Femme Frontera began last year as a way for Tures to showcase a short, 15 minute film she’d created. She gathered a group of friends who were also into film to participate. To their surprise the event sold out in a little over a week and blew up into something bigger and better than they imagined.
From the beginning the aim of the group was to celebrate the work of women filmmakers in the area. The scope has expanded to females around the country. Femme Frontera has already received more than 100 submissions from people around the world.
For Tures the mission of the showcase reflects the larger narratives of groups of people who’ve been marginalized. No matter the country, the stories are the same at their cores.
The film showcase is only one component of a larger vision to create a large scale, multi-media training center.
“Now I feel with Femme Frontera, that goal might actually be attainable,” she said. “We want to expand to different kinds of services as a non-profit in regard to what the community wants and needs, which continues to evolve. We have to evolve too.”
Femme Frontera is comprised of six of the region’s most creative, enterprising filmmakers.
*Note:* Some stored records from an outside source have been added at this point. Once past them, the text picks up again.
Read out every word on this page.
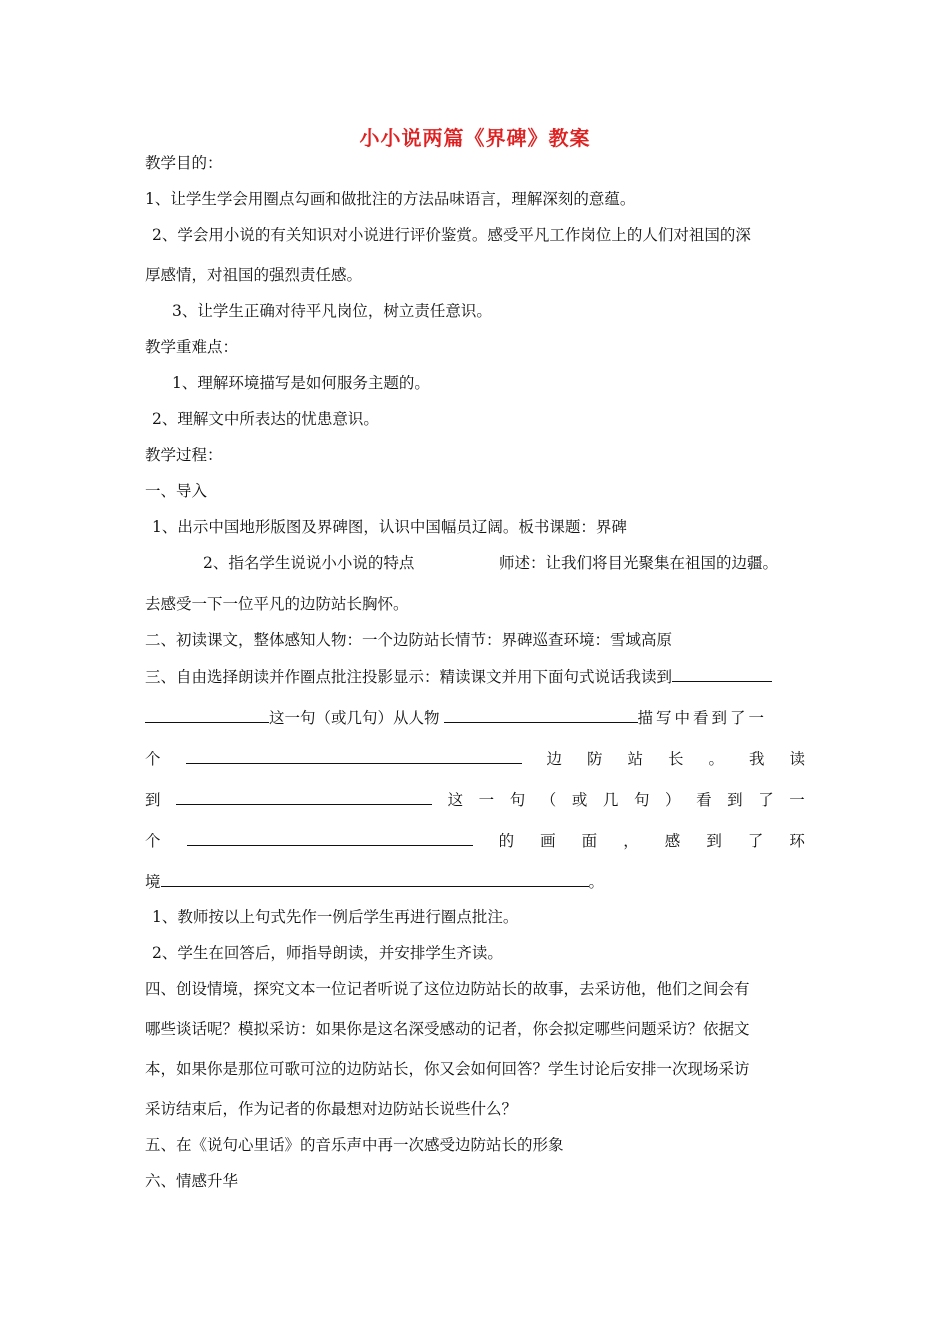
小小说两篇《界碑》教案
教学目的：
1、让学生学会用圈点勾画和做批注的方法品味语言，理解深刻的意蕴。
2、学会用小说的有关知识对小说进行评价鉴赏。感受平凡工作岗位上的人们对祖国的深
厚感情，对祖国的强烈责任感。
3、让学生正确对待平凡岗位，树立责任意识。
教学重难点：
1、理解环境描写是如何服务主题的。
2、理解文中所表达的忧患意识。
教学过程：
一、导入
1、出示中国地形版图及界碑图，认识中国幅员辽阔。板书课题：界碑
2、指名学生说说小小说的特点	师述：让我们将目光聚集在祖国的边疆。
去感受一下一位平凡的边防站长胸怀。
二、初读课文，整体感知人物：一个边防站长情节：界碑巡查环境：雪域高原
三、自由选择朗读并作圈点批注投影显示：精读课文并用下面句式说话我读到
这一句（或几句）从人物	描写中看到了一
个	边 防 站 长 。 我 读
到	这 一 句 （ 或 几 句 ） 看 到 了 一
个	的 画 面 ， 感 到 了 环
境	。
1、教师按以上句式先作一例后学生再进行圈点批注。
2、学生在回答后，师指导朗读，并安排学生齐读。
四、创设情境，探究文本一位记者听说了这位边防站长的故事，去采访他，他们之间会有
哪些谈话呢？模拟采访：如果你是这名深受感动的记者，你会拟定哪些问题采访？依据文
本，如果你是那位可歌可泣的边防站长，你又会如何回答？学生讨论后安排一次现场采访
采访结束后，作为记者的你最想对边防站长说些什么？
五、在《说句心里话》的音乐声中再一次感受边防站长的形象
六、情感升华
The core group is made of Tures, Ilana Lapid, Laura Bustillos Jacquez, Jennifer Lucero, Iliana Sosa and Jazmin Harvey.
Aside from hosting the showcase, some of the FF members give film workshops. Tures and Jacquez recently finished a series where they taught kids at various El Paso non-profit groups how to shoot films using only their smart phones.
Part of the impetus for using the smartphone platform centered on portability.
“I was teaching more traditional [filmmaking], in terms of technology—cameras, lighting equipment and computer software, but the problem with that is kids were leaving the classroom and wouldn’t be able to take the technology home with them,” Tures said. “So they’d have this nice beautiful polished film, but it wasn’t accessible; with smart phones I think that’s the new direction that I’ll be going in.”
The group is also currently touring the first Femme Frontera Showcase. They’ve traveled to Los Angeles, South Carolina and other Texas cities. They’ve recently been invited to screen in Albuquerque, San Francisco and New York.